Aber warum nur kann sie n i e aus sich rauskommen?

In den 14 Jahren ihres Zusammenlebens war sie immer ruhig geblieben, mit ihm, mit den Kindern, wohl in der Schule, in der sie arbeitete, immer, sogar dann und gerade dann, wenn er einen Koller hat und sich über etwas tierisch aufregt, bleibt ihr Blick ruhig auf ihn gerichtet, beinahe ausdruckslos, abwartend. Es macht ihn wahnsinnig.

Und nun hat er DIE Erfindung des Jahrhunderts gemacht, und sie bleibt stoisch. Nicht zu fassen.

Carsten schwenkt den Eiswürfel in dem Glaskolben, hebt schließlich das Glas, setzt es an und nimmt einen tiefen Schluck von der goldbraunen Flüssigkeit. Genüsslich seufzend, lässt er sich in seinen Bürostuhl fallen.

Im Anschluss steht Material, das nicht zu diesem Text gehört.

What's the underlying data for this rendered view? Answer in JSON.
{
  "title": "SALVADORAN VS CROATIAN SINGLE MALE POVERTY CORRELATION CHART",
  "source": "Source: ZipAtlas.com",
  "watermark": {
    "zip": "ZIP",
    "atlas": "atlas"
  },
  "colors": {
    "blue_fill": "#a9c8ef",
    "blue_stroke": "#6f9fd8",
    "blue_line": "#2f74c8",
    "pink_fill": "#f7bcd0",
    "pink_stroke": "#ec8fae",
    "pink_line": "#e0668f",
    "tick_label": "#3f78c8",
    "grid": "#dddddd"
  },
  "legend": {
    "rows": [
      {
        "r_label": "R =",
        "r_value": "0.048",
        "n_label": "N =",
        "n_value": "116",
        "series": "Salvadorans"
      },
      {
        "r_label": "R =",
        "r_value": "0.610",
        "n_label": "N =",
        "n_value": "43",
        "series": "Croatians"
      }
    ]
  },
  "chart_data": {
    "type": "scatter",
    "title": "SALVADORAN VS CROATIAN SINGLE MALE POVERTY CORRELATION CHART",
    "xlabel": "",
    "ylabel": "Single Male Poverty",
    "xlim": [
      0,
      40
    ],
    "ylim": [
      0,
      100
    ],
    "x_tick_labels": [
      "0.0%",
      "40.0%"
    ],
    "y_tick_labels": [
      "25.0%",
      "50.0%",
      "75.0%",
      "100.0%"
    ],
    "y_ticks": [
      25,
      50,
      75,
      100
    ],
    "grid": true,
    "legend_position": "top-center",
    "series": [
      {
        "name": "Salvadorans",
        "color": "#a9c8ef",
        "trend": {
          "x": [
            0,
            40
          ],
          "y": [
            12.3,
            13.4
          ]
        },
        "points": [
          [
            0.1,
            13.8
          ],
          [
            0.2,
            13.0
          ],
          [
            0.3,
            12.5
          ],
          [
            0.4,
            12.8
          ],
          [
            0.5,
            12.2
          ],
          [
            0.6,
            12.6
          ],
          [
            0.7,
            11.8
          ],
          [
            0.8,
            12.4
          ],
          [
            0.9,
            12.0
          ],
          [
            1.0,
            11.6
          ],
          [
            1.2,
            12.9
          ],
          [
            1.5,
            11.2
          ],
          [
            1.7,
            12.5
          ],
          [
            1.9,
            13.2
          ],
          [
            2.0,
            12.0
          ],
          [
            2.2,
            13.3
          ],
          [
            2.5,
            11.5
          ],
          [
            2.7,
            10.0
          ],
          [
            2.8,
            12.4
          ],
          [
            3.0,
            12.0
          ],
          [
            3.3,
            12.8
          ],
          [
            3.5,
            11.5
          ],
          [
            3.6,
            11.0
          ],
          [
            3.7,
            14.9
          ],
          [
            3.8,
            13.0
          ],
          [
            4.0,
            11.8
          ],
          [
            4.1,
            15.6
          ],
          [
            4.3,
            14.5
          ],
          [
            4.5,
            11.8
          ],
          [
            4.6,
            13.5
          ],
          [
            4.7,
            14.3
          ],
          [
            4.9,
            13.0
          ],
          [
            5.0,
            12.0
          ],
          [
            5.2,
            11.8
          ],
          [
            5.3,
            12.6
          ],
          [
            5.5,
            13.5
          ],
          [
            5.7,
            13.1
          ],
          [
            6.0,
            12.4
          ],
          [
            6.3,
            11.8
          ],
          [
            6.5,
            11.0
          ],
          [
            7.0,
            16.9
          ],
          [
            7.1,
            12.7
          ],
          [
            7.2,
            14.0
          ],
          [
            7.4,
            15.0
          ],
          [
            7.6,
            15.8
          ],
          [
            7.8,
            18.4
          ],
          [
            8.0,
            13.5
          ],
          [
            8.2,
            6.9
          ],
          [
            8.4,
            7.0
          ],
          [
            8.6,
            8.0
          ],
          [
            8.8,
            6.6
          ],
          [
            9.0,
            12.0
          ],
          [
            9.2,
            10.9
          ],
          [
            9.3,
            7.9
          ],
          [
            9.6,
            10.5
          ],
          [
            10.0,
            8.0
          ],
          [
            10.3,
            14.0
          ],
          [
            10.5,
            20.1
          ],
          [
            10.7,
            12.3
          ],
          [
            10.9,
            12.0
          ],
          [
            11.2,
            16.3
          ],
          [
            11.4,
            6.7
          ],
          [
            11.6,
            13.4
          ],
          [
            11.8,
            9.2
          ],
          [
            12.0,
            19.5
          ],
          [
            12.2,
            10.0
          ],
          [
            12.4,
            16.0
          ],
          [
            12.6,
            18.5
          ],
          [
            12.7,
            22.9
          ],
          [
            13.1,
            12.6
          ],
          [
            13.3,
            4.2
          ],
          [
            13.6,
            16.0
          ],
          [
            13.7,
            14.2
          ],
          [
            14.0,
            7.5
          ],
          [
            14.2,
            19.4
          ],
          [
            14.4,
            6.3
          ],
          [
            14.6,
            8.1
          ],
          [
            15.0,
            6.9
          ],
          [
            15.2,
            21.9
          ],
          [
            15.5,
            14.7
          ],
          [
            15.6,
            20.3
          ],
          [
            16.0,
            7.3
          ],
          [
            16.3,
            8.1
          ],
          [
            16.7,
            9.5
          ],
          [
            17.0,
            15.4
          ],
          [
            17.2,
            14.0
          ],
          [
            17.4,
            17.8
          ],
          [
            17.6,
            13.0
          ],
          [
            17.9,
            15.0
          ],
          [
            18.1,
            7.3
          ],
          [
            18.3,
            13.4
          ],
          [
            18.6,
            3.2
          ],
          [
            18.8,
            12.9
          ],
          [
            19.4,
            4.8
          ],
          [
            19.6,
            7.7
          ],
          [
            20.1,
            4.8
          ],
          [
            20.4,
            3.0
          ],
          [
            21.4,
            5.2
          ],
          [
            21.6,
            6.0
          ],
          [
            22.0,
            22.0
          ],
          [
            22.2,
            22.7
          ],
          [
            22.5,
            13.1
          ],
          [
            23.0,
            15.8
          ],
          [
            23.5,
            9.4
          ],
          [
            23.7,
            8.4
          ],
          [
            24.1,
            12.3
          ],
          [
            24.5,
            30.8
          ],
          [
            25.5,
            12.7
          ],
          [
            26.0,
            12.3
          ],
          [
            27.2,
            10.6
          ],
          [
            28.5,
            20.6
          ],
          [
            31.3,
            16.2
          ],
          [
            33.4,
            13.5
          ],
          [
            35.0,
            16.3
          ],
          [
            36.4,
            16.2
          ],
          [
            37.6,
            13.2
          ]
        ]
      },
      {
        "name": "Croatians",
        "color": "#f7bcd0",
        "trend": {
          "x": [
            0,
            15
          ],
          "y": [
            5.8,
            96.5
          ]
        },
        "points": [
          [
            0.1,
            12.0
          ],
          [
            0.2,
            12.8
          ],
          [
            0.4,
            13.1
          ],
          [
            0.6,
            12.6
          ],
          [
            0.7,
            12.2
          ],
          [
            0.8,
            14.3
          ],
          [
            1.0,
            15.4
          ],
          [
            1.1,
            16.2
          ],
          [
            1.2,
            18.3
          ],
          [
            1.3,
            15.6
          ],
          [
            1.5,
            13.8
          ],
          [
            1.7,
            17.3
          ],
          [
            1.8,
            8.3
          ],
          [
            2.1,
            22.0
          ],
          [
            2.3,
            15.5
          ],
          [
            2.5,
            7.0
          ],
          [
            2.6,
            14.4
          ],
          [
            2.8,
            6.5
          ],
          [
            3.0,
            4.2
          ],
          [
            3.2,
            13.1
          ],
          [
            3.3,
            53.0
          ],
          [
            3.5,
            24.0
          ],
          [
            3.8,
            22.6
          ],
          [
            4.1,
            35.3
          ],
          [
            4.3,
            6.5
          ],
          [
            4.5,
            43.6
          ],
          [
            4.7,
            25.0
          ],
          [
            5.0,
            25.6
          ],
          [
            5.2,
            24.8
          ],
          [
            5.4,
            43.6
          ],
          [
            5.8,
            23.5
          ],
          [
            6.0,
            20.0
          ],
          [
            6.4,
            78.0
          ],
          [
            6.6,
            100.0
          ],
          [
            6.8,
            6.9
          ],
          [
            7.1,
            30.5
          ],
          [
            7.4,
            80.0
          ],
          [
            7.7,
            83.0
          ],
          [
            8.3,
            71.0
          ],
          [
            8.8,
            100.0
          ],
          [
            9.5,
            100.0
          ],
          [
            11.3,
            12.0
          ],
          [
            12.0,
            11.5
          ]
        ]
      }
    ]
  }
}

Aber nun geht es ja darum, wichtige Schritte in die Wege zu leiten. Und dazu muss er jetzt allein sein. Deswegen ist er an diesem Sonntagmorgen ins Labor gefahren: um zu überlegen, mit einem guten Whiskey im Gaumen.

Ohne Kinderlärm, ohne Spielsachen im Wohnzimmer, aber vor allem ohne den stillen Blick seiner Frau.